Step-by-step: repotting azolla filiculoides

  1. Keep disturbance to a minimum. Azolla filiculoides resents root disturbance, so the plan is to move the intact rootball — not to wash, tease or prune the roots.
  2. Choose just one size up. Pick a pot only one size larger with drainage, and have moisture-retentive none — free-floating ready.
  3. Slide the rootball out whole. Water the day before, then ease azolla filiculoides out keeping the rootball intact. Gently free only the roots that are circling the very bottom.
  4. Nestle it into fresh soil. Add a base layer of fresh mix, set the rootball in at the same depth, and backfill gently around the sides without packing hard.
  5. Water and protect. Water in, then keep it warm, humid and out of direct sun for a few weeks while it re-roots. Expect a short sulk — that is normal.

Aftercare

Expect azolla filiculoides to sulk for a couple of weeks — that is normal after any root disturbance for this group. Keep it warm, humid and out of direct sun, water just enough to keep the mix lightly moist, and do not panic and overwater while it re-roots. Do not fertilise for about 4 weeks — fresh mix already carries nutrients and feeding freshly disturbed roots scorches them.

The right soil mix for azolla filiculoides

Azolla filiculoides wants none — free-floating. Rooted only by fine dangling rootlets that hang in the water, not in substrate. It draws nutrients from the water and fixes its own nitrogen via its cyanobacterial symbiont, so no soil is needed. Always use fresh mix when you repot — reusing old, broken-down soil reintroduces the compaction and poor drainage you are repotting to fix.

Repotting azolla filiculoides — frequently asked questions

How often should you repot azolla filiculoides?

Every 1–2 years, disturbing the roots as little as possible for azolla filiculoides. Repot azolla filiculoides every 1–2 years, disturbing the roots as little as possible — it sulks for weeks if the rootball is teased apart. Slide it into one size up in spring with fresh none — free-floating, keep it warm and humid afterwards, and never bare-root or hard-prune the roots.

What size pot does azolla filiculoides need?

Go up only one size and handle the rootball as little as possible. Azolla filiculoides resents root disturbance, so the goal is to slide the intact rootball into slightly more soil — not to tease, wash or prune the roots. A modest step up means less shock and a faster recovery. Use our pot size calculator to size it from the plant's current pot and root spread.

When is the best time of year to repot azolla filiculoides?

Early spring, just as new growth restarts, is the ideal window for azolla filiculoides. The plant is moving into its strongest growth phase and re-roots into fresh soil quickly. Avoid repotting in winter dormancy or, for flowering plants, while it is in bud or bloom — recovery is slowest then and you risk dropping the flowers.

Why does azolla filiculoides sulk after repotting?
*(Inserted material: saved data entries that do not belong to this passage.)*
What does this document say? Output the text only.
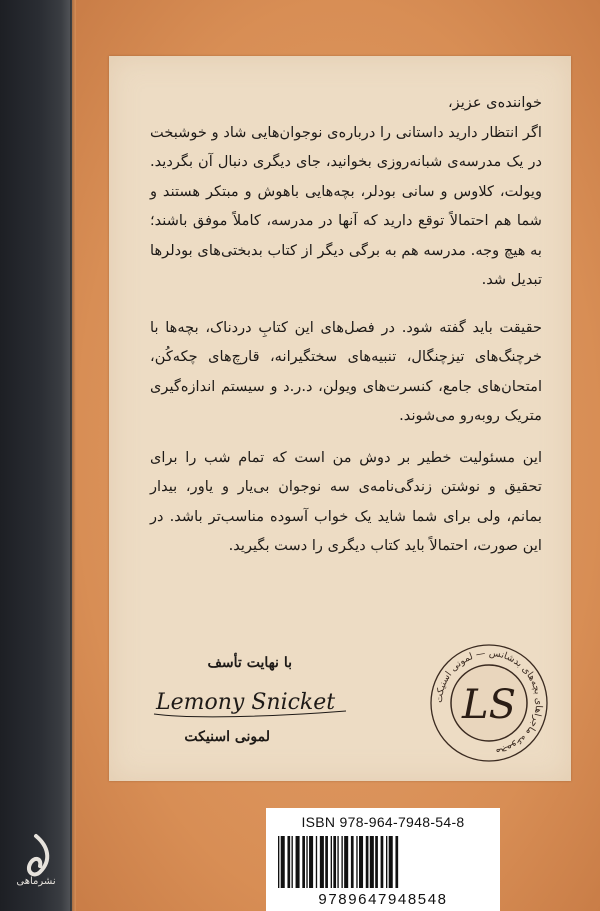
خواننده‌ی عزیز،

اگر انتظار دارید داستانی را درباره‌ی نوجوان‌هایی شاد و خوشبخت در یک مدرسه‌ی شبانه‌روزی بخوانید، جای دیگری دنبال آن بگردید. ویولت، کلاوس و سانی بودلر، بچه‌هایی باهوش و مبتکر هستند و شما هم احتمالاً توقع دارید که آنها در مدرسه، کاملاً موفق باشند؛ به هیچ وجه. مدرسه هم به برگی دیگر از کتاب بدبختی‌های بودلرها تبدیل شد.

حقیقت باید گفته شود. در فصل‌های این کتابِ دردناک، بچه‌ها با خرچنگ‌های تیزچنگال، تنبیه‌های سختگیرانه، قارچ‌های چکه‌کُن، امتحان‌های جامع، کنسرت‌های ویولن، د.ر.د و سیستم اندازه‌گیری متریک روبه‌رو می‌شوند.

این مسئولیت خطیر بر دوش من است که تمام شب را برای تحقیق و نوشتن زندگی‌نامه‌ی سه نوجوان بی‌یار و یاور، بیدار بمانم، ولی برای شما شاید یک خواب آسوده مناسب‌تر باشد. در این صورت، احتمالاً باید کتاب دیگری را دست بگیرید.

با نهایت تأسف
Lemony Snicket
لمونی اسنیکت
مجموعه ماجراهای بچه‌های بدشانس — لمونی اسنیکت
LS
ISBN 978-964-7948-54-8
9789647948548
نشرماهی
Azolla filiculoides resents root disturbance, so a wilt or stall for a week or two after repotting is normal, not a failure. Minimise it by keeping the rootball intact, stepping up just one size, and keeping the plant warm, humid and out of direct sun while it re-roots.

Should you fertilise azolla filiculoides after repotting?

Not immediately. Wait about 4 weeks after repotting azolla filiculoides. Fresh mix already contains nutrients, and feeding freshly cut or disturbed roots burns them. Resume your normal feeding routine once you see new growth.